Scoring of image artifacts was done on the raw 4D flow data for each directional phase contrast data (as demonstrated in first row). Case example: In this case, there is velocity aliasing artifact for 4D‐k‐t BLAST acquisition (orange arrow) (all acquisitions at velocity encoding = 150 cm/s). This velocity aliasing artifact can be corrected and does not limit quantification. 4D‐SPGR had severe phase dispersion artifact which limited quantification. Streamlines demonstrate better velocity profile for 4D‐EPI versus 4D‐SPGR (second row).

Figure 2

Image quality of mitral and aortic valve flow acquisitions using the different acceleration techniques.
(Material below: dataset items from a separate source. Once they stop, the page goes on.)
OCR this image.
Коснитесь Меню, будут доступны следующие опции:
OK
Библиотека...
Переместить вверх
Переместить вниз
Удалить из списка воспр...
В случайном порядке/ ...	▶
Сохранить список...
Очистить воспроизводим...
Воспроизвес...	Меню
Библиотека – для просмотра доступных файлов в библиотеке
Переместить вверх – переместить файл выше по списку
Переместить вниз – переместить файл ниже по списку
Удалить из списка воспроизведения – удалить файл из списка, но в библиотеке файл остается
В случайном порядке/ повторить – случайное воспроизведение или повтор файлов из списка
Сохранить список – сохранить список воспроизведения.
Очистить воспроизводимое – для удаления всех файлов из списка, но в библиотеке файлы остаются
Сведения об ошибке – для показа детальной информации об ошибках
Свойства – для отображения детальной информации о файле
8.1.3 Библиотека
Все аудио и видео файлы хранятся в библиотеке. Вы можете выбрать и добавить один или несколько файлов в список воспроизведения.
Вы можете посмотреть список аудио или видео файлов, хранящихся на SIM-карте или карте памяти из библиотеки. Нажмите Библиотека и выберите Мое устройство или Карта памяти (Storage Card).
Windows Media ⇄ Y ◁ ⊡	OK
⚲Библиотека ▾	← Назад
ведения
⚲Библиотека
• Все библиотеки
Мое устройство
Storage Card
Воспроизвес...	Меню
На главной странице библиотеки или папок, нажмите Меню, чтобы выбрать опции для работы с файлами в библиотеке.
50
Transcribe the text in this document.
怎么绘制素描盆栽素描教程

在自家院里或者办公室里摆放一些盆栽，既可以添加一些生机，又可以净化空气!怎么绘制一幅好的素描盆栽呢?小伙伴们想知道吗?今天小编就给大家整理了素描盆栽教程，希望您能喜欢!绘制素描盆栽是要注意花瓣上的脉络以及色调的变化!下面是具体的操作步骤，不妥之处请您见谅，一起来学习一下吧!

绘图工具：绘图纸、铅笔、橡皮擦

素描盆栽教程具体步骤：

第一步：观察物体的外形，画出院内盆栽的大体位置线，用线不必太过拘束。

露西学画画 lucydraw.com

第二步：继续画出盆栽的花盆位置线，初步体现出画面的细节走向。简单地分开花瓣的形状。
Both for the aortic and mitral valve, 2D PC image quality was the best. 4D‐EPI and 4D‐k‐t BLAST did not differ much in image quality. 4D‐SPGR was poorest in image quality.

Figure 3

Bland Altman analysis and scatter plots for the assessment of peak velocity using all the acceleration methods. 4D‐SPGR had maximum bias (‐22, 95% CI: ‐31–12) versus 2D PC acquisition. 4D‐EPI demonstrated least bias (‐3, 95% CI: ‐7–2) and highest correlation (R² = 0.79) to 2D PC acquisition for peak velocity assessments.

Figure 4

Scatter plots of net forward flow (NFF) correlation through the mitral and aortic valve to investigate consistency between all the four methods. 4D‐EPI demonstrated the best consistency (R² = 0.87) versus 4D‐k‐t BLAST acquisition which demonstrated least correlation (R² = 0.32) between NFF of MV and AV.